Wednesday, March 14, 2007

Reuters Finally Publishes a Balanced Story

Reuters seems to be on the right track to getting a story about revenant Jews in Yesha (aka "settlers") - "Settlers build on private Palestinian land: report"

First, they start off with:

The left-wing group Peace Now said 32.4 percent of the land held by Jewish settlements in the West Bank was privately owned by Palestinians.


Note: "left-wing". Good.

Then, they point out:

An earlier report by the same group estimated the figure at 40 percent.


Ah, an error by those lefties!

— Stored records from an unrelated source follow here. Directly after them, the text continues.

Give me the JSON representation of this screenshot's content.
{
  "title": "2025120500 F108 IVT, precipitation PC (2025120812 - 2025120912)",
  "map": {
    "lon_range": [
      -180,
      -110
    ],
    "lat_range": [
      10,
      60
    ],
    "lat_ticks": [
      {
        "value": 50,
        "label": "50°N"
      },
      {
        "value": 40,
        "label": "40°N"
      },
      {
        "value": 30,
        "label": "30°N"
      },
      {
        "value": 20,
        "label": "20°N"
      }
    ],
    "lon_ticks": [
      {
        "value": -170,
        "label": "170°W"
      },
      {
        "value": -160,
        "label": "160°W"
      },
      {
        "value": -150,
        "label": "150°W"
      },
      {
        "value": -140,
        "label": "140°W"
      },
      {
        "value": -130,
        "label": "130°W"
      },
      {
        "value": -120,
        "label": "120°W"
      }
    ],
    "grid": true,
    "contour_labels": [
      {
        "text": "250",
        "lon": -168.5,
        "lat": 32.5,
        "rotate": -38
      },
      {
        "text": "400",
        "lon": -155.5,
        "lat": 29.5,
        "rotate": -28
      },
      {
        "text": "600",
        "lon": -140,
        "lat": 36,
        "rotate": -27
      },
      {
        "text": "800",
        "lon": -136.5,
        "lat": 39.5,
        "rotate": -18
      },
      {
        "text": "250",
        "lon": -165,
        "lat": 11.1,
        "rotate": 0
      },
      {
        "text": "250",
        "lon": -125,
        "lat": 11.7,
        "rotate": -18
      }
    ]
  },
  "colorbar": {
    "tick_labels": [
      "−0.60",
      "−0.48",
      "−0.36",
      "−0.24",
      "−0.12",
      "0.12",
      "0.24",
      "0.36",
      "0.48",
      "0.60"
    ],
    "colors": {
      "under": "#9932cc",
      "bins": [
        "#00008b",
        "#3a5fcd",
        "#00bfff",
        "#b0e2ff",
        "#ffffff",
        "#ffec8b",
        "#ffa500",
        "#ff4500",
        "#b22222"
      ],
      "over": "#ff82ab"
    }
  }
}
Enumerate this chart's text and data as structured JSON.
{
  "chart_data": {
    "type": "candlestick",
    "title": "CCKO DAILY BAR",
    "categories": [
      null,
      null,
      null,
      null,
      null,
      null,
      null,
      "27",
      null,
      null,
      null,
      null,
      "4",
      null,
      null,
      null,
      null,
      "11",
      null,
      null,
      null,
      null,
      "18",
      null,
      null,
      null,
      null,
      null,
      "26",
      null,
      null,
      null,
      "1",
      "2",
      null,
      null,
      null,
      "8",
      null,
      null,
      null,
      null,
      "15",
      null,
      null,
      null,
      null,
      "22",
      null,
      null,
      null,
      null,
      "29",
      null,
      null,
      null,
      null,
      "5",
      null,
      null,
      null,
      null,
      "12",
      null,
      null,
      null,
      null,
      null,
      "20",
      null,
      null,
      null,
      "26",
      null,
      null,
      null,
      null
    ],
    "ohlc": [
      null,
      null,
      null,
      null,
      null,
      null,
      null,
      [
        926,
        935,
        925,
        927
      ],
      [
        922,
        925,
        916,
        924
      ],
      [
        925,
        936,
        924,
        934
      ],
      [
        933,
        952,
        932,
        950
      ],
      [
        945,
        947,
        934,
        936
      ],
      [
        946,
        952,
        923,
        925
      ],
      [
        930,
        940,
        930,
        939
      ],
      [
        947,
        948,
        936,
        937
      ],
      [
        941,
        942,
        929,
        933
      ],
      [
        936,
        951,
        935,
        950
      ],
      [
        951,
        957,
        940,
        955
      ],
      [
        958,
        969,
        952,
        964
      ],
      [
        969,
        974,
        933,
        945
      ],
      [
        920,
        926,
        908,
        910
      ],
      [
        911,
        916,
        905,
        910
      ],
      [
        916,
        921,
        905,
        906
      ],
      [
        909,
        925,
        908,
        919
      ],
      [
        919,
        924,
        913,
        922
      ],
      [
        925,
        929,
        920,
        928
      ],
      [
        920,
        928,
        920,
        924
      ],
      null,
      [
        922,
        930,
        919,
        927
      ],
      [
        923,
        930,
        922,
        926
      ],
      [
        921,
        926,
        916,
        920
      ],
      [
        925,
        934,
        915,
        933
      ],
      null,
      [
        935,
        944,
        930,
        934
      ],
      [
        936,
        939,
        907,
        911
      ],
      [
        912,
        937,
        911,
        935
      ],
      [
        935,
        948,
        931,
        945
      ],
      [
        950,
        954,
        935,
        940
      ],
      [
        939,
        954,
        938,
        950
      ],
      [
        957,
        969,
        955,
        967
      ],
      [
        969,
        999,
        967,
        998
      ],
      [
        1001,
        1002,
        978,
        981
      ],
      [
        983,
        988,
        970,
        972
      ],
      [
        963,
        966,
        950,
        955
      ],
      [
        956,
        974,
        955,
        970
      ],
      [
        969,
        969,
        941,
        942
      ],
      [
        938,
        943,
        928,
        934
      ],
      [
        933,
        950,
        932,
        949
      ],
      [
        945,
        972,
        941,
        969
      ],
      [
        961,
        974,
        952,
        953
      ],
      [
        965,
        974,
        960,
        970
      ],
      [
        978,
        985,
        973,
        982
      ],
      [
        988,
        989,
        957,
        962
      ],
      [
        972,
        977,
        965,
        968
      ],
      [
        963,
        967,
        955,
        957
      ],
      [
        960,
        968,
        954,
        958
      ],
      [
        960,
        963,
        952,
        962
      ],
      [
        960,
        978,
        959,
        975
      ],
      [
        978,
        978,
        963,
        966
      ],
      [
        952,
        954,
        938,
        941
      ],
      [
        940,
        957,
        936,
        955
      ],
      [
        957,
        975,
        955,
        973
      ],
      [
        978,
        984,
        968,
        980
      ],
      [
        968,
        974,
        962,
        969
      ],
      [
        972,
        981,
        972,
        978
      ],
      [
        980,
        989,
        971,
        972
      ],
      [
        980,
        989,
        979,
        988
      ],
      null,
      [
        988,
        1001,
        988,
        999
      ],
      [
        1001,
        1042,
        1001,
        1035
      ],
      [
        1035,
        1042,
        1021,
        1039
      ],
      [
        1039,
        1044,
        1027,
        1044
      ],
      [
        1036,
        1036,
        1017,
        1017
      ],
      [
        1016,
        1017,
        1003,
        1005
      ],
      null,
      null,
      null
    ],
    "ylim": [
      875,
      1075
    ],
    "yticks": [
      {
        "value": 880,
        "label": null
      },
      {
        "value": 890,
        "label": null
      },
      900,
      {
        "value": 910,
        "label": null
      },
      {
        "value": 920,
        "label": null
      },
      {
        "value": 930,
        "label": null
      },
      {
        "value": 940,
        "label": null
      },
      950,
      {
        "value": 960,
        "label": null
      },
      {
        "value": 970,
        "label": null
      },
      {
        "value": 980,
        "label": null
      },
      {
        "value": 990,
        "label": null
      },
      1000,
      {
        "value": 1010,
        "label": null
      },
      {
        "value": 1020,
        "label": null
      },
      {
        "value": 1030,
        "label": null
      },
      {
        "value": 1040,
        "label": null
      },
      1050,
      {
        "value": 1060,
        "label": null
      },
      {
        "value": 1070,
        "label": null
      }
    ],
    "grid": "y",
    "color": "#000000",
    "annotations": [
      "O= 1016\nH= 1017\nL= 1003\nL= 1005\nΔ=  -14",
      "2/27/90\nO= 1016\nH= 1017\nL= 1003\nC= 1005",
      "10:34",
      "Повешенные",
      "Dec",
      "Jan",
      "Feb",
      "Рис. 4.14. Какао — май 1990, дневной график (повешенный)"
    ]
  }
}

Excellent.

Of course, if I was still publishing COUNTERPOINT, I'd headline the story: Peace Now Recants Earlier Claim

The Associated Press has this headline:

Military database released to Peace Now shows little land seized from Palestinians to build largest West Bank settlement

and they note:

The new numbers are vastly smaller than numbers Peace Now issued in a November report based on leaked information.


Seems there's a gang up on PN.

Proceeding, Reuters points to the reliability of the report, highlighting a conflict between their figures and their sources claims:

Peace Now said it based its new findings on the database of Israel's military-run Civil Administration in the West Bank.

The Civil Administration said in response: ``We were disappointed to see that despite the clarifications made by the Civil Administration ... the most recent report is still inaccurate in many places, thus misrepresenting the reality concerning the status of the settlements.''

The Civil Administration disputed the way Peace Now defined the boundaries of many settlements.


So, whom do you trust?

Do I begin to trust Reuters now?

What has Peace Now done to anti-settle media bias?


==========

UPDATE:

Dror Etkes, Peace Now's settlement expert, said if the original information it published was inaccurate, then the military was to blame for refusing to release the database until the court ordered it to do so after the November report.

Asked whether the military might have altered its database after the original report was released, Etkes replied, "It's not impossible, but I can't prove that."


UPI, however, completely ignored PN's wrong data and the issue at hand and saves the foreign media from me thinking that its bias was beginning to be corrected:

Report: Israel illegally on some land

JERUSALEM, March 14 (UPI) -- A rights group is calling for Israel to publicly explain why it allowed settlements to be built in the West Bank on land privately owned by Palestinians.

The Peace Now group released data provided by the Israeli government on Wednesday that suggests 32.4 percent of the occupied land is private and mostly Palestinian owned, a New York Times correspondent reported from Jerusalem.

Dror Etkes of Peace Now said the group wants Israel's attorney general to investigate. "There's no way the state prosecutor can be indifferent to lawbreaking on such a scale," Etkes said.

In response, Shlomo Dror, a spokesman for the Civil Administration, which gave the group the data under a court order, said the issue is complicated and still under review. He said one of the problems is centered on the variety of ways the land was registered in the past by the Ottomans, British and Jordanians, the Times said.